In chapter 2 of his book, Damodaran lists some of the ways that risk perceptions change (even when the underlying risk itself doesn’t change). I’ve taken his list (from page 26 of his book) and extrapolated some of them to show you how your marketing and sales efforts can be tweaked slightly to help you sell more.

  • Framing: Damodaran talks about how people are more likely to buy a product that normally lists for $2.50 and they can get it for 20% off than to buy a product that sells for the list price of $2.00. Even though they pay the same price, the higher-priced product that has a discount appears to have higher value. (Interestingly, and Damodaran doesn’t touch on this, but I think this will only work within a certain range.
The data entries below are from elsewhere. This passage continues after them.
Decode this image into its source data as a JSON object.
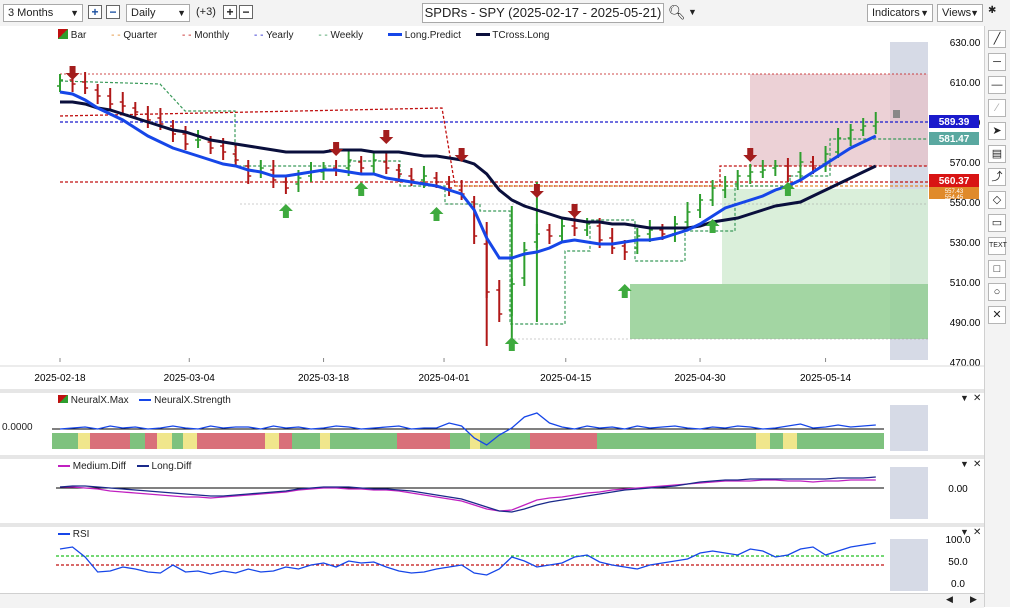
{
  "toolbar": {
    "period": "3 Months",
    "interval": "Daily",
    "offset": "(+3)",
    "title": "SPDRs - SPY (2025-02-17 - 2025-05-21)",
    "indicators_label": "Indicators",
    "views_label": "Views"
  },
  "main_legend": [
    "Bar",
    "Quarter",
    "Monthly",
    "Yearly",
    "Weekly",
    "Long.Predict",
    "TCross.Long"
  ],
  "main_axis": [
    "630.00",
    "610.00",
    "590.00",
    "570.00",
    "550.00",
    "530.00",
    "510.00",
    "490.00",
    "470.00"
  ],
  "price_tags": {
    "yearly": "589.39",
    "weekly": "581.47",
    "last": "560.37",
    "quarter_a": "557.43",
    "quarter_b": "554.45"
  },
  "date_labels": [
    "2025-02-18",
    "2025-03-04",
    "2025-03-18",
    "2025-04-01",
    "2025-04-15",
    "2025-04-30",
    "2025-05-14"
  ],
  "neural": {
    "legend": [
      "NeuralX.Max",
      "NeuralX.Strength"
    ],
    "value": "0.0000"
  },
  "diff": {
    "legend": [
      "Medium.Diff",
      "Long.Diff"
    ],
    "axis": "0.00"
  },
  "rsi": {
    "legend": "RSI",
    "axis": [
      "100.0",
      "50.0",
      "0.0"
    ]
  },
  "tools": [
    "line",
    "horizontal",
    "ray",
    "cursor",
    "fib",
    "path",
    "note",
    "TEXT",
    "rect",
    "circle",
    "clear"
  ],
  "colors": {
    "up": "#2e9e2e",
    "down": "#b01818",
    "predict": "#1646e8",
    "tcross": "#0a0f3c",
    "yearly": "#1a1acc",
    "monthly": "#c01010",
    "quarter": "#e08a2a",
    "weekly": "#3a9a5a"
  },
  "chart_data": {
    "type": "candlestick",
    "series": [
      {
        "name": "Long.Predict",
        "values": [
          605,
          604,
          601,
          597,
          594,
          591,
          587,
          583,
          580,
          577,
          575,
          573,
          571,
          569,
          568,
          566,
          565,
          563,
          563,
          564,
          565,
          566,
          566,
          565,
          564,
          564,
          562,
          561,
          560,
          559,
          558,
          556,
          554,
          546,
          532,
          522,
          522,
          524,
          525,
          527,
          530,
          531,
          530,
          529,
          529,
          530,
          531,
          531,
          532,
          534,
          536,
          539,
          543,
          547,
          549,
          551,
          553,
          556,
          558,
          561,
          565,
          569,
          573,
          577,
          580,
          583
        ]
      },
      {
        "name": "TCross.Long",
        "values": [
          600,
          600,
          599,
          597,
          596,
          594,
          592,
          590,
          588,
          586,
          585,
          583,
          581,
          580,
          579,
          578,
          577,
          576,
          575,
          575,
          575,
          575,
          576,
          576,
          576,
          575,
          575,
          575,
          574,
          573,
          573,
          572,
          571,
          569,
          564,
          556,
          551,
          548,
          546,
          544,
          542,
          541,
          540,
          540,
          539,
          539,
          538,
          537,
          537,
          537,
          537,
          538,
          540,
          541,
          542,
          544,
          546,
          548,
          549,
          550,
          553,
          556,
          559,
          562,
          565,
          568
        ]
      }
    ],
    "levels": {
      "yearly": 589.39,
      "monthly_mar": 594,
      "monthly_apr": 560.37,
      "monthly_may": 575,
      "weekly_last": 581.47,
      "quarter_a": 557.43,
      "quarter_b": 554.45
    },
    "ylim": [
      470,
      630
    ]
  }
}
A high priced product with too big of a discount will suddenly appear to be underpriced and therefore desperately under-valued). On a related topic, I’ve observed that people respond far more positively to a “pay no tax” sale compared to an across-the-board discount of 15% or more. Even though they say only 5% to 12% (depending on the sale tax where they are shopping), the idea that they might be screwing the government out of money is an attractive frame to people.
  • Non-linear preference: Damodaran says that individuals who prefer product A to product B, and product B to product C should, theoretically, prefer product A to product C… but this is not always the case. What that means for businesses is: You need to filter your customers into target markets but it’s okay to offer products from time to time that you don’t think they would be interested in.
  • Source: Damodaran calls this “the mechanism through which information is delivered may matter, even if the product or service is identical”. He goes on with an example about two identical products that are packaged differently. People may buy the product with one type of packaging and not the other, even though they plan to discard the packaging. This is an exciting opportunity for businesses because it affirms that your marketing and sales (which are a type of packaging) really matters. A lot. This is a reason why you want to be an expert (check out my related blog post about how real estate agents can differentiate themselves from their competition).
  • Loss aversion: This is huge. People are more motivated by loss than by gain. I blogged about this in my post why your prospects aren’t buying from you. Therefore, your marketing and sales efforts need to spend a lot of time addressing the problem of perceived loss and how your customers can gain (and never lose!) when they buy from you.

I’ve only highlighted some of Damodaran’s list and he doesn’t suggest that his list is comprehensive. But if you’re wondering how to get more people buying from you, this is a great start.